那样美丽的火焰,强大而邪恶,如同吞噬一切的地狱——这需要有多大的念力,才能焚心以火、驱使蛊王,化为如此汹涌的地狱烈焰?!
“让我看看你。”催动蛊王,以生命化为火焰燃烧,胧月的身体已经开始消失,然而她却凝望着怀里的人,泪水接连滚落,每一滴都化为火焰。她抬起熊熊燃烧的双手,小心翼翼地摘下他脸上的面具,一边轻声道:“让我看看你的脸……”
是的,从第一次相遇到现在,她从没有看到过他的面容。
可是,在这生命终结的一刻,她要最后看一眼。看一眼自己此生不顾一切深爱的人,将他的容颜刻印入心底,一并带入永恒的地狱。
垂死的男子往后仰了一下头,似乎下意识地想躲避。然而,此刻的他被红莲烈焰包围着,急速地衰弱,无法抗拒眼前这个熊熊燃烧的女子。她的双手伸过来,触及了他的脸,面具在瞬间燃烧,无声焚为灰烬。
面具后苍白的肌肤,终于接触到了天光的照耀。
“天啊!”在面具摘下的那一刻,胧月忽然间失声惊呼,“你……你是……”
她脸上的表情是如此震惊,以至于火焰轰然加速燃烧。那一刻,火焰从她身体里喷薄而出,兜头将相拥的两人淹没,如同地狱之火蔓延而来,抹去了所有。
只是一瞬间,高台上的两个人便消失了踪影。
“真可惜……用红莲烈焰一烧,连三魂七魄都存不下来了。”不远处的高台上,明河教主眼看着这一幕,眼神从吃惊转为平静,似乎有些遗憾地皱起了眉头,“本来我还不想让灵均这个逆贼这么容易就死了的。”

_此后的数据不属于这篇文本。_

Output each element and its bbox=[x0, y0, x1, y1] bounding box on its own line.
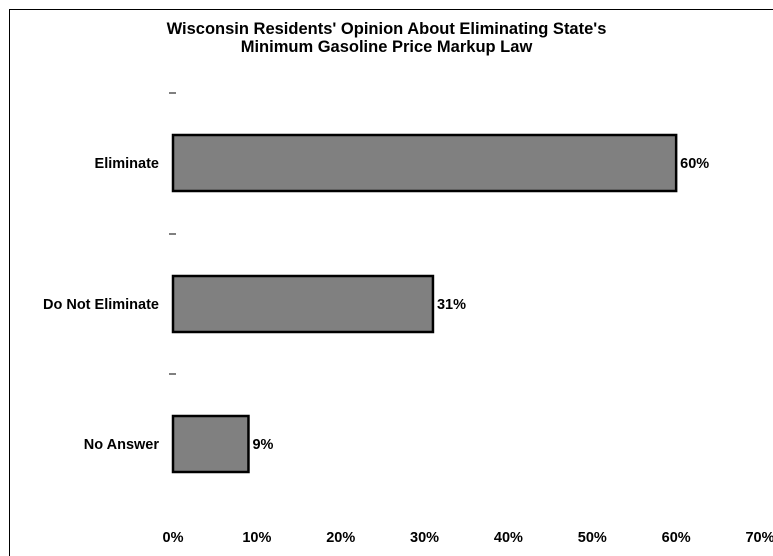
data-label: 60% bbox=[680, 156, 709, 172]
bar bbox=[171, 274, 435, 334]
x-tick-label: 10% bbox=[242, 530, 271, 546]
x-tick-label: 40% bbox=[494, 530, 523, 546]
x-tick-label: 70% bbox=[745, 530, 773, 546]
bar bbox=[171, 133, 678, 193]
x-tick-label: 50% bbox=[578, 530, 607, 546]
category-label: No Answer bbox=[84, 437, 160, 453]
data-label: 9% bbox=[252, 437, 273, 453]
x-tick-label: 60% bbox=[662, 530, 691, 546]
chart-title: Wisconsin Residents' Opinion About Elimi… bbox=[0, 20, 773, 56]
x-tick-label: 0% bbox=[163, 530, 184, 546]
bar bbox=[171, 414, 250, 474]
chart-frame bbox=[9, 9, 773, 556]
chart-title-line-1: Wisconsin Residents' Opinion About Elimi… bbox=[166, 20, 607, 38]
category-label: Eliminate bbox=[95, 156, 159, 172]
x-tick-label: 30% bbox=[410, 530, 439, 546]
chart-title-line-2: Minimum Gasoline Price Markup Law bbox=[240, 38, 533, 56]
x-tick-label: 20% bbox=[326, 530, 355, 546]
data-label: 31% bbox=[437, 297, 466, 313]
category-label: Do Not Eliminate bbox=[43, 297, 159, 313]
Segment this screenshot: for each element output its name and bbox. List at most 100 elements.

“你还想怎么样?”黑衣人咳嗽了几声,喃喃,“人都死了。”
“我教术法之神奇博大,外人自然无法了解。”明河教主冷笑了一声,指着那一朵盛放的红莲,“对付这种大逆不道的叛徒,哪里能一杀了之?少不得要先一寸寸灭了他的肉身,再把魂魄拘禁起来,让他永生永世不得超生!”
黑衣人一时无语。
明河教主看着渐渐成为一堆灰烬的两个人,颔首叹息:“的确狠。居然用自己的命设置了这样的杀招!呵……没想到,最后杀了灵均的,却居然还是胧月那个丫头。”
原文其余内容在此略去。